Quote from: IAmJacksOpinion on May 20, 2013, 11:16:52 PM
Masks are the Armageddon equivalent of Ed Hardy shirts.

Used to be you could get as many skillbumps as you had karma PLUS 3. That was nice. Now you can only get 3 period, and using one on a weapon skill is like using 2... And considering weapon skills are the ones that suck shit and take forever it leaves me not really wanting to use my spec-apps on skill-bumps.

Basically the only option we have for skipping the grind got nerfed to uselessness.


Quote from: John on April 27, 2017, 04:28:25 PM
Quote from: BadSkeelz on April 27, 2017, 12:04:44 PM
Unless characters become funner quicker, and unless staff more aggressively animate the game world, the game will continue a slow decline.
Armageddons demise has been greatly exaggerated for years now. Yet We're seeing numbers slowly rise from where they were a month ago, which funnily enough is what happens at this time of year every year.

Lowering Arm's difficulty will (IMO) destroy part of its charm and drive players away, IMO.

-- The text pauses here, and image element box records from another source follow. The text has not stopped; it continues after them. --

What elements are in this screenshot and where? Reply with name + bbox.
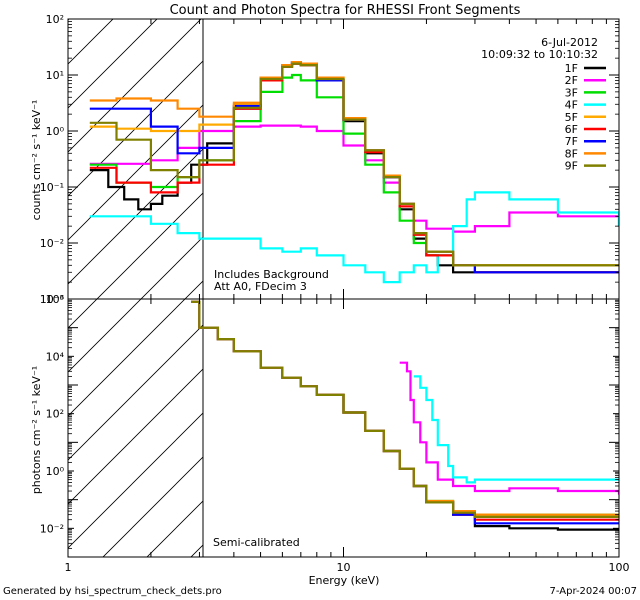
y-tick-label: 10⁻² (40, 237, 64, 250)
y-tick-label: 10⁻² (40, 522, 64, 535)
legend-label-4F: 4F (565, 99, 578, 112)
y-tick-label: 10⁴ (46, 350, 65, 363)
y-tick-label: 10² (46, 408, 64, 421)
footer-generator: Generated by hsi_spectrum_check_dets.pro (3, 586, 222, 597)
y-tick-label: 10⁰ (46, 465, 65, 478)
counts-series-4F (89, 191, 619, 284)
photons-series-3F (191, 300, 619, 516)
legend-label-5F: 5F (565, 111, 578, 124)
attenuator-note: Att A0, FDecim 3 (214, 280, 307, 293)
hatched-region-top (68, 19, 203, 299)
x-tick-label: 1 (65, 561, 72, 574)
photons-series-8F (191, 300, 619, 516)
y-tick-label: 10¹ (46, 69, 64, 82)
y-tick-label: 10² (46, 13, 64, 26)
x-tick-label: 100 (609, 561, 630, 574)
legend-label-3F: 3F (565, 86, 578, 99)
photons-series-4F (413, 375, 619, 484)
y-tick-label: 10⁻³ (40, 293, 64, 306)
legend-label-1F: 1F (565, 62, 578, 75)
date-label: 6-Jul-2012 (541, 36, 598, 49)
time-range-label: 10:09:32 to 10:10:32 (481, 48, 598, 61)
x-axis-label: Energy (keV) (309, 574, 380, 587)
photons-series-6F (191, 300, 619, 521)
photons-panel: 10⁻² 10⁰ 10² 10⁴ 10⁶ 1 10 100 Semi-calibrated p… (30, 293, 630, 574)
y-tick-label: 10⁰ (46, 125, 65, 138)
photons-series-2F (399, 361, 619, 495)
y-tick-label: 10⁶ (46, 293, 65, 306)
semi-calibrated-note: Semi-calibrated (213, 536, 300, 549)
counts-panel: 10⁻³ 10⁻² 10⁻¹ 10⁰ 10¹ 10² 6-Jul-2012 10:09:3… (30, 13, 620, 306)
legend-label-7F: 7F (565, 135, 578, 148)
photons-series-9F (191, 300, 619, 518)
photons-series-7F (191, 300, 619, 525)
counts-y-axis-label: counts cm⁻² s⁻¹ keV⁻¹ (30, 100, 43, 221)
legend-label-6F: 6F (565, 123, 578, 136)
background-note: Includes Background (214, 268, 329, 281)
y-tick-label: 10⁻¹ (40, 181, 64, 194)
photons-series-5F (191, 300, 619, 518)
photons-y-axis-label: photons cm⁻² s⁻¹ keV⁻¹ (30, 366, 43, 494)
photons-series-1F (191, 300, 619, 532)
legend-label-8F: 8F (565, 147, 578, 160)
footer-timestamp: 7-Apr-2024 00:07 (550, 586, 637, 597)
x-tick-label: 10 (337, 561, 351, 574)
counts-series-9F (89, 62, 619, 267)
legend-label-9F: 9F (565, 160, 578, 173)
legend-label-2F: 2F (565, 74, 578, 87)
hatched-region-bottom (68, 299, 203, 557)
figure-title: Count and Photon Spectra for RHESSI Fron… (170, 3, 521, 18)
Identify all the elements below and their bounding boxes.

I think one of the primary problems of the game is that "lowering difficulty" and "decreasing time commitment" are seen as synonymous.

I think the game would be substantially helped by decreasing time commitment and increasing difficulty. "Fail" (die) more often, but get punished less for it.

Lizzie and Armaddict, you two have been around long enough not to argue with Synthesis in good faith.  Synthesis never bothers to argue in good faith, so you're putting forth a lot of effort for no real gain.

Anyway, staff and players trusting each other (and actually both being worthy of that trust) would go a long way toward making the game a better place to be.